There are two scripts used for updating the l10n cache files: l10nupdate (run by a cronjob nightly) and mw-update-l10n (which is also run by scap). The former calls extensions/LocalisationUpdate/update.php and rebuildLocalisationCache.php and extensions/WikimediaMaintenance/refreshMessageBlobs.php, while the latter calls mergeMessageFileList.php and rebuildLocalisationCache.php.

Data flow edit

mergeMessageFileList.php edit

This generates the ExtensionMessages.php file.

Input:

  • Currently deployed tree
  • wmf-config/extension-list
  • Files listed in $wgExtensionEntryPointListFiles (currently wmf-config/extension-list-$version)

Output:

  • File eventually copied to wmf-config/ExtensionMessages-$version.php

Timing:

  • Negligible, less than 1s.

extensions/LocalisationUpdate/update.php edit

This basically automatically "backports" non-English translations from master, updating cache files for use by rebuildLocalisationCache.php.

Input:

  • Currently deployed tree
  • Checkout of mediawiki/core master
  • Checkout of mediawiki/extensions master
  • (optional) $wgLocalisationUpdateDirectory/l10nupdate-hashes.cache
    • If present, this allows for skipping reprocessing of i18n files that haven't changed (by md5) since the last run
  • (optional) $wgLocalisationUpdateDirectory/l10nupdate-$lang.cache
    • When the English message changes, non-English messages are no longer backported.
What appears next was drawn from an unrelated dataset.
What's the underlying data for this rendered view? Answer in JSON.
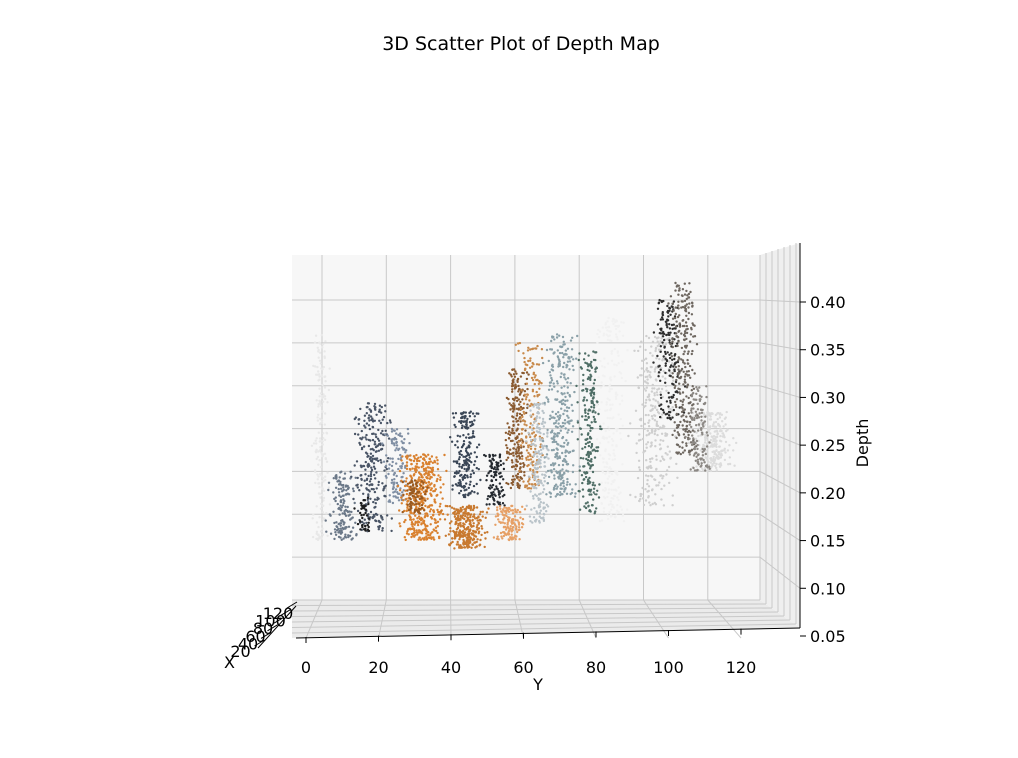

But any that were previously backported (and so are already in this file) will be kept.

Output:

  • $wgLocalisationUpdateDirectory/l10nupdate-hashes.cache
  • $wgLocalisationUpdateDirectory/l10nupdate-$lang.cache
    • These are currently 37 bytes to 1.7M, 109M in total.

Timing:

  • Initial run: 370s
  • Run with no changes: 18s

rebuildLocalisationCache.php edit

This constructs the l10n cache CDB files, which MediaWiki uses for faster access to messages.

Input:

  • Currently deployed tree
  • (indirectly) ExtensionMessages-$version.php
  • (optional) cdb files and files (by full path) used by the last rebuildLocalisationCache.php run
    • If present, this allows for skipping reprocessing of i18n files that haven't changed (by mtime) since the last run.
  • $wgLocalisationUpdateDirectory/l10nupdate-$lang.cache

Output:

  • cdb files. Currently 2.0M-2.9M, 779M total.

Timing:

  • Initial run: 270s (4.5 minutes)
  • Run with no changes: about 3.5s
  • Run with one language deleted: about 5.5s.
  • Run with 10 languages deleted: about 11.5s.
  • Run with 20 languages deleted: about 18-19s.
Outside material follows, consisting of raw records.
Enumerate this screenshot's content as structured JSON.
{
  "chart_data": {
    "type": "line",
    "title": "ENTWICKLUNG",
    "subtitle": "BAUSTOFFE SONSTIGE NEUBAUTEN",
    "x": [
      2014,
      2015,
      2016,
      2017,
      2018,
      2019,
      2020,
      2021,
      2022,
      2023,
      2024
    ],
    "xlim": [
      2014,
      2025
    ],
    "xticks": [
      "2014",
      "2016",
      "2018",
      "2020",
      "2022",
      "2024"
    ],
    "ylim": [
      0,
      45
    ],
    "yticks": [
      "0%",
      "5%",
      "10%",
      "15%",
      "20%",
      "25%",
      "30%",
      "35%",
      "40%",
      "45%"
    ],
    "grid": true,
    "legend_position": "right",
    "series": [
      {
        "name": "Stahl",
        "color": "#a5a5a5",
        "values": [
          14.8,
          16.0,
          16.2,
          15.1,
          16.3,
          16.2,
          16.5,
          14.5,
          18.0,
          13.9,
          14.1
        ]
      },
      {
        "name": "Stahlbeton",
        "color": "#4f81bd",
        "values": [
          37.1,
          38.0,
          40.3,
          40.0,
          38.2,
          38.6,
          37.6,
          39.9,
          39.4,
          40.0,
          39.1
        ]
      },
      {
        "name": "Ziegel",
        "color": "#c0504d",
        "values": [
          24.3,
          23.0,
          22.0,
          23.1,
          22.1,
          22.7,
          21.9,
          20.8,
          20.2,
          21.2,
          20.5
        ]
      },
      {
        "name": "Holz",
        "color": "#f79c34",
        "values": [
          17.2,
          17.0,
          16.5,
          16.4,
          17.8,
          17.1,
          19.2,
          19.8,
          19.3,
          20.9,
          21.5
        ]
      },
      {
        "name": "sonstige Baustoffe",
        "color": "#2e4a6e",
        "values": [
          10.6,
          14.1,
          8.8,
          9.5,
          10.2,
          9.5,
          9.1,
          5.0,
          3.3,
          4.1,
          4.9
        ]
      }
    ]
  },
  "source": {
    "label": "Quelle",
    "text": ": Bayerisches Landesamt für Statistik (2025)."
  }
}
extensions/WikimediaMaintenance/refreshMessageBlobs.php edit

This updates the ResourceLoader message cache; we can't just flush the cache, because that results in cache stampedes that can bring down the site temporarily.

Input:

  • Cache cdb files (mtime checked).
  • Database.

Output:

  • Database is updated.

Timing:

Analysis edit

More timing tests could be run. In particular, better statistics on how long rebuildLocalisationCache.php takes with varying degrees of out-of-dateness would be useful. Still, the worst case for l10nupdate's update.php and rebuildLocalisationCache.php is about 11 minutes, while the Server admin logs indicate worst-case times of 20 minutes or more.

If the assumption that a large part of the l10n-related time during scap is due to copying the cdb files to the apaches is correct, we could likely realize a speedup by reworking things as follows:

  • l10nupdate: (nightly cronjob)
    1. Run extensions/LocalisationUpdate/update.php
    2. Copy cache files (109M) to apaches
    3. Copy deployment tree to apaches
    4. Run rebuildLocalisationCache.php on all apaches (and tin, etc.)
    5. Once #3 is complete on all apaches, run extensions/WikimediaMaintenance/refreshMessageBlobs.php
  • mw-update-l10n / scap:
    1. Run mergeMessageFileList.php
    2. Copy ExtensionMessages-$version.php to apaches
    3. Copy deployment tree to apaches (which scap does anyway, currently after the l10n sync)
    4. Run rebuildLocalisationCache.php on all apaches (and tin, etc.)

Items to investigate related to the above:

  1. Do the apaches have sufficient space to store the cache files for deployed versions of MediaWiki?
  2. Do the apaches have sufficient free CPU to run rebuildLocalisationCache.php without unduly impacting site performance?
  3. Is it ok to have out-of-date or missing messages for the time it takes rebuildLocalisationCache.php to run on the apaches? Could these missing messages be cached inappropriately?